The colours of the transition metal are due to d-d excitation. The energy required for d-d electron axcitation is available in the visible range.
Transition metal ions have the tendency to absorb certain rediations from the visible region and exhibit the complementary colour.
The transition metal ions which have completely filled d-orbitals are colourless as the excitation of electron or electrons is not possible within d-orbitals. The transition metal ions which have completely empthy d-orbitals are also colourless. In `KMnO_4` and `K_2Cr_2O_7`, there are no unpaired electrons at the central atom but they are dep in colour. The colour of these compounds is due to charge transfer spectrum. for example in `MnO_4` electron is momentrily transferred from O to the metal and thuys oxygen changes from `O^(2-)` and `O^(ɵ)` maganese from `Mn^(7+)` to `Mn^(6+)`.

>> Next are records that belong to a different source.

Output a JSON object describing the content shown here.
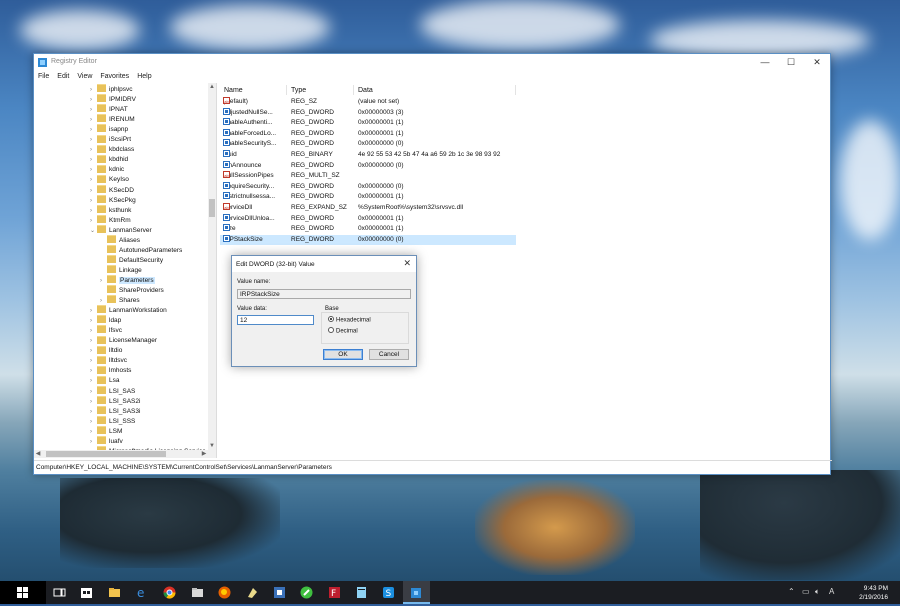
{
  "window": {
    "title": "Registry Editor",
    "minimize": "—",
    "maximize": "☐",
    "close": "✕"
  },
  "menu": [
    "File",
    "Edit",
    "View",
    "Favorites",
    "Help"
  ],
  "tree": [
    {
      "label": "iphlpsvc",
      "level": 1,
      "chevron": "›"
    },
    {
      "label": "IPMIDRV",
      "level": 1,
      "chevron": "›"
    },
    {
      "label": "IPNAT",
      "level": 1,
      "chevron": "›"
    },
    {
      "label": "IRENUM",
      "level": 1,
      "chevron": "›"
    },
    {
      "label": "isapnp",
      "level": 1,
      "chevron": "›"
    },
    {
      "label": "iScsiPrt",
      "level": 1,
      "chevron": "›"
    },
    {
      "label": "kbdclass",
      "level": 1,
      "chevron": "›"
    },
    {
      "label": "kbdhid",
      "level": 1,
      "chevron": "›"
    },
    {
      "label": "kdnic",
      "level": 1,
      "chevron": "›"
    },
    {
      "label": "KeyIso",
      "level": 1,
      "chevron": "›"
    },
    {
      "label": "KSecDD",
      "level": 1,
      "chevron": "›"
    },
    {
      "label": "KSecPkg",
      "level": 1,
      "chevron": "›"
    },
    {
      "label": "ksthunk",
      "level": 1,
      "chevron": "›"
    },
    {
      "label": "KtmRm",
      "level": 1,
      "chevron": "›"
    },
    {
      "label": "LanmanServer",
      "level": 1,
      "chevron": "⌄"
    },
    {
      "label": "Aliases",
      "level": 2,
      "chevron": ""
    },
    {
      "label": "AutotunedParameters",
      "level": 2,
      "chevron": ""
    },
    {
      "label": "DefaultSecurity",
      "level": 2,
      "chevron": ""
    },
    {
      "label": "Linkage",
      "level": 2,
      "chevron": ""
    },
    {
      "label": "Parameters",
      "level": 2,
      "chevron": "›",
      "selected": true
    },
    {
      "label": "ShareProviders",
      "level": 2,
      "chevron": ""
    },
    {
      "label": "Shares",
      "level": 2,
      "chevron": "›"
    },
    {
      "label": "LanmanWorkstation",
      "level": 1,
      "chevron": "›"
    },
    {
      "label": "ldap",
      "level": 1,
      "chevron": "›"
    },
    {
      "label": "lfsvc",
      "level": 1,
      "chevron": "›"
    },
    {
      "label": "LicenseManager",
      "level": 1,
      "chevron": "›"
    },
    {
      "label": "lltdio",
      "level": 1,
      "chevron": "›"
    },
    {
      "label": "lltdsvc",
      "level": 1,
      "chevron": "›"
    },
    {
      "label": "lmhosts",
      "level": 1,
      "chevron": "›"
    },
    {
      "label": "Lsa",
      "level": 1,
      "chevron": "›"
    },
    {
      "label": "LSI_SAS",
      "level": 1,
      "chevron": "›"
    },
    {
      "label": "LSI_SAS2i",
      "level": 1,
      "chevron": "›"
    },
    {
      "label": "LSI_SAS3i",
      "level": 1,
      "chevron": "›"
    },
    {
      "label": "LSI_SSS",
      "level": 1,
      "chevron": "›"
    },
    {
      "label": "LSM",
      "level": 1,
      "chevron": "›"
    },
    {
      "label": "luafv",
      "level": 1,
      "chevron": "›"
    },
    {
      "label": "Microsoftmedia Licensing Service",
      "level": 1,
      "chevron": "›"
    }
  ],
  "list": {
    "headers": {
      "name": "Name",
      "type": "Type",
      "data": "Data"
    },
    "rows": [
      {
        "name": "(Default)",
        "type": "REG_SZ",
        "data": "(value not set)",
        "icon": "string-value-icon"
      },
      {
        "name": "AdjustedNullSe...",
        "type": "REG_DWORD",
        "data": "0x00000003 (3)",
        "icon": "binary-value-icon"
      },
      {
        "name": "EnableAuthenti...",
        "type": "REG_DWORD",
        "data": "0x00000001 (1)",
        "icon": "binary-value-icon"
      },
      {
        "name": "EnableForcedLo...",
        "type": "REG_DWORD",
        "data": "0x00000001 (1)",
        "icon": "binary-value-icon"
      },
      {
        "name": "EnableSecurityS...",
        "type": "REG_DWORD",
        "data": "0x00000000 (0)",
        "icon": "binary-value-icon"
      },
      {
        "name": "Guid",
        "type": "REG_BINARY",
        "data": "4e 92 55 53 42 5b 47 4a a6 59 2b 1c 3e 98 93 92",
        "icon": "binary-value-icon"
      },
      {
        "name": "LmAnnounce",
        "type": "REG_DWORD",
        "data": "0x00000000 (0)",
        "icon": "binary-value-icon"
      },
      {
        "name": "NullSessionPipes",
        "type": "REG_MULTI_SZ",
        "data": "",
        "icon": "string-value-icon"
      },
      {
        "name": "RequireSecurity...",
        "type": "REG_DWORD",
        "data": "0x00000000 (0)",
        "icon": "binary-value-icon"
      },
      {
        "name": "restrictnullsessa...",
        "type": "REG_DWORD",
        "data": "0x00000001 (1)",
        "icon": "binary-value-icon"
      },
      {
        "name": "ServiceDll",
        "type": "REG_EXPAND_SZ",
        "data": "%SystemRoot%\\system32\\srvsvc.dll",
        "icon": "string-value-icon"
      },
      {
        "name": "ServiceDllUnloa...",
        "type": "REG_DWORD",
        "data": "0x00000001 (1)",
        "icon": "binary-value-icon"
      },
      {
        "name": "Size",
        "type": "REG_DWORD",
        "data": "0x00000001 (1)",
        "icon": "binary-value-icon"
      },
      {
        "name": "IRPStackSize",
        "type": "REG_DWORD",
        "data": "0x00000000 (0)",
        "icon": "binary-value-icon",
        "selected": true
      }
    ]
  },
  "status_path": "Computer\\HKEY_LOCAL_MACHINE\\SYSTEM\\CurrentControlSet\\Services\\LanmanServer\\Parameters",
  "dialog": {
    "title": "Edit DWORD (32-bit) Value",
    "close": "✕",
    "value_name_label": "Value name:",
    "value_name": "IRPStackSize",
    "value_data_label": "Value data:",
    "value_data": "12",
    "base_label": "Base",
    "hex_label": "Hexadecimal",
    "dec_label": "Decimal",
    "selected_base": "Hexadecimal",
    "ok": "OK",
    "cancel": "Cancel"
  },
  "taskbar": {
    "time": "9:43 PM",
    "date": "2/19/2016",
    "language": "A",
    "accent": "#76b9ed"
  }
}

Q. Which is a coloured ion?

To determine which ion is colored among the given options, we need to analyze the electronic configurations and the presence of unpaired electrons in each transition metal ion. The presence of unpaired electrons allows for d-d transitions, which are responsible for the color of the ion. ### Step-by-Step Solution: 1. **Identify the ions and their oxidation states:** - The ions given are: 1. Chromium in \( [Cr(H_2O)_6]^{3+} \) 2. Copper in \( [Cu(CN)_4]^{3-} \) 3. Titanium in \( [Ti(H_2O)_6]^{4+} \) 4. Scandium in \( [Sc(H_2O)_6]^{3+} \) 2. **Determine the electronic configuration of each ion:** - **Chromium \( [Cr(H_2O)_6]^{3+} \)**: - Chromium (Cr) has an atomic number of 24. Its electronic configuration is \( [Ar] 3d^5 4s^1 \). - In the \( +3 \) oxidation state, it loses 3 electrons: \( [Ar] 3d^3 \). - There are 3 unpaired electrons in the \( 3d \) subshell. - **Copper \( [Cu(CN)_4]^{3-} \)**: - Copper (Cu) has an atomic number of 29. Its electronic configuration is \( [Ar] 3d^{10} 4s^1 \). - In the \( +1 \) oxidation state (since \( CN^- \) is a strong field ligand and leads to a low oxidation state), it retains the \( 3d^{10} \) configuration. - All \( d \) electrons are paired, making it colorless. - **Titanium \( [Ti(H_2O)_6]^{4+} \)**: - Titanium (Ti) has an atomic number of 22. Its electronic configuration is \( [Ar] 3d^2 4s^2 \). - In the \( +4 \) oxidation state, it loses 4 electrons: \( [Ar] 3d^0 \). - There are no \( d \) electrons present, making it colorless. - **Scandium \( [Sc(H_2O)_6]^{3+} \)**: - Scandium (Sc) has an atomic number of 21. Its electronic configuration is \( [Ar] 3d^1 4s^2 \). - In the \( +3 \) oxidation state, it loses 3 electrons: \( [Ar] 3d^0 \). - There are no \( d \) electrons present, making it colorless. 3. **Conclusion:** - The only ion with unpaired electrons is \( [Cr(H_2O)_6]^{3+} \), which has 3 unpaired electrons and can undergo d-d transitions, making it colored. - Therefore, the colored ion is **Chromium in \( [Cr(H_2O)_6]^{3+} \)**. ### Final Answer: The colored ion is **Chromium in \( [Cr(H_2O)_6]^{3+} \)**.